SEATTLE (Legal Newsline) - The Public Counsel Section of the Washington Attorney General Rob McKenna's office has recommended that the sale of Verizon Northwest's local and long distance telephone services in Washington to Frontier Communications not be approved as the sale is not in the public interest.
More than 500,000 customers in Washington are provided local landline telephone service by Verizon Northwest. Verizon Communications announced plans in May to divest its local landline operations in 14 states through sales to Frontier, which does not currently operate in Washington. Frontier provides a total of 2.8 million voice and broadband connections through 24 states.
Review and analysis of extensive documents and data underlying the acquisition request by Public Counsel has concluded that the transaction should not be approved as structured as it would result in an unacceptable level of risk being shifted onto the ratepayers of Verizon Washington.
Public Counsel believes that the transaction, in its current proposed structure, could result in complications and system failures from integration of the two companies' systems, reduced broadband deployment, degradation of service quality and weak financial condition for Frontier as a result of debt that would be assumed by the company.
If the Utilities and Transportation Commission approves the transaction, Public Counsel has recommended that conditions be imposed to address the identified risks, including a monetary guarantee from Verizon regarding the condition and performance of its Washington network.

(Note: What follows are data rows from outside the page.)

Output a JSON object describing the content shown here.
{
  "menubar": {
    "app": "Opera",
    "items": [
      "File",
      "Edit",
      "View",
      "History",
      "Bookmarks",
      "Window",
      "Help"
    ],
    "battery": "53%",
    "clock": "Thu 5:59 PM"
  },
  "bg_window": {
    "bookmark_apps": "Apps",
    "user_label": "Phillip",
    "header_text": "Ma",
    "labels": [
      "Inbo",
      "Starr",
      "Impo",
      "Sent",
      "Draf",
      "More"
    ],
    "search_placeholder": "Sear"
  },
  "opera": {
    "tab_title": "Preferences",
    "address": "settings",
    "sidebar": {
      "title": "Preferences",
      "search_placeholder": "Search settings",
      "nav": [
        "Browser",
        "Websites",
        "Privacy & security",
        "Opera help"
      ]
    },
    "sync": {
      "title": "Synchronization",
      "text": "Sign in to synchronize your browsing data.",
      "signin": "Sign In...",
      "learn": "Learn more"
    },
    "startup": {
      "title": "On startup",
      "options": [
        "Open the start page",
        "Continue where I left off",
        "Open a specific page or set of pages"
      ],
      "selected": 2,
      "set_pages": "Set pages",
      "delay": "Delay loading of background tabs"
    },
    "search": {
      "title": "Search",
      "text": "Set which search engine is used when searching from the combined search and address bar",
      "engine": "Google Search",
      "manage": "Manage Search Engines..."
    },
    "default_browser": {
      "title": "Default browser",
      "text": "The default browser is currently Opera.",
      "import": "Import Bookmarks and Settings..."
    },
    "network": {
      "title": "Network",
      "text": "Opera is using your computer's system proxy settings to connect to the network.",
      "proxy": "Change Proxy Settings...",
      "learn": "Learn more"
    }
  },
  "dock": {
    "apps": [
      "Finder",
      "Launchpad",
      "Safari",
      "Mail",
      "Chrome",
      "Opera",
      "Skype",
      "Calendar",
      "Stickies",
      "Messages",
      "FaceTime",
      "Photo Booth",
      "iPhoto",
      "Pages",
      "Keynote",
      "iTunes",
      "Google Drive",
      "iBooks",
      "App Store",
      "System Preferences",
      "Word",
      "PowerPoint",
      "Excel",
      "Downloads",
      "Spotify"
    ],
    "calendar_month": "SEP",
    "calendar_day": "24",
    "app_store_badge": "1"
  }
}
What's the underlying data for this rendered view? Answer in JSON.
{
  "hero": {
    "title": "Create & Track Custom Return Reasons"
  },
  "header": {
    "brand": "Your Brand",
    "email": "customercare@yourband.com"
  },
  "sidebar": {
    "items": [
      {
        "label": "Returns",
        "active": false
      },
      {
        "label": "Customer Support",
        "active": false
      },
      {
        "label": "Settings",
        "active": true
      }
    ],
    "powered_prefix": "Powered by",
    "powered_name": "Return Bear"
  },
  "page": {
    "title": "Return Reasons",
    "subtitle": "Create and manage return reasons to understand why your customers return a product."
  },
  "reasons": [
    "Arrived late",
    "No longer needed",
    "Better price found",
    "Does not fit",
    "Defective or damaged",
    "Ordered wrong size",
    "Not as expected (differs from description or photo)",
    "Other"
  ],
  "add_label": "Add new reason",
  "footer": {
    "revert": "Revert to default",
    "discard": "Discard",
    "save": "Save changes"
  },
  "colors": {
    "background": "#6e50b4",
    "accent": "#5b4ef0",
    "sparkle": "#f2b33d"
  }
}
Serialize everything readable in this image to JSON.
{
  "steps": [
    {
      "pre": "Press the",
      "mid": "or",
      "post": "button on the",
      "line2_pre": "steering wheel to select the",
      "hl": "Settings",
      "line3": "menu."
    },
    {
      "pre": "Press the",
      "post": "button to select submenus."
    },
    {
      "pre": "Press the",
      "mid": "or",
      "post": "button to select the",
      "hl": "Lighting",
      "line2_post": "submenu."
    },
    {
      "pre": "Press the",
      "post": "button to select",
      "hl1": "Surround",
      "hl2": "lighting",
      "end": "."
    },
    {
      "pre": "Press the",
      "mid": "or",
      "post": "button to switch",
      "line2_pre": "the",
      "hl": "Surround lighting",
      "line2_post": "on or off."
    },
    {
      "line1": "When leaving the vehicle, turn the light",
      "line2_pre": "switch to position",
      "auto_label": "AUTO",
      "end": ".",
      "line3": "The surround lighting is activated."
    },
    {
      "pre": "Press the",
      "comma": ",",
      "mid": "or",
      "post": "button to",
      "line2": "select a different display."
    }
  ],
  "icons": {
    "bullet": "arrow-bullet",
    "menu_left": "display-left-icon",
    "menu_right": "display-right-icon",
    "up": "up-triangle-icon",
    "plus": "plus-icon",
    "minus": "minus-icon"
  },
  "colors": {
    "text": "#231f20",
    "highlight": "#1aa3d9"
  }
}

Other suggested conditions for the transaction include a commitment by Frontier to increase availability of high-speed broadband, notification to all consumers of the transaction with an option for changing contract terms for services without penalties, no increase in rates or decreases to services for two years following the close date and long-term reporting of the integration of operations and any cost savings.
Public Counsel has also recommended adding conditions to limit dividend payments tied to the post-merger company's bond rating. The Public Counsel called for independent analysis to determine necessary infrastructure investment as well as creation for a plan for such investment. Reasonable levels of service should also be maintained through a self-enforcing service quality index, Public Counsel has advised.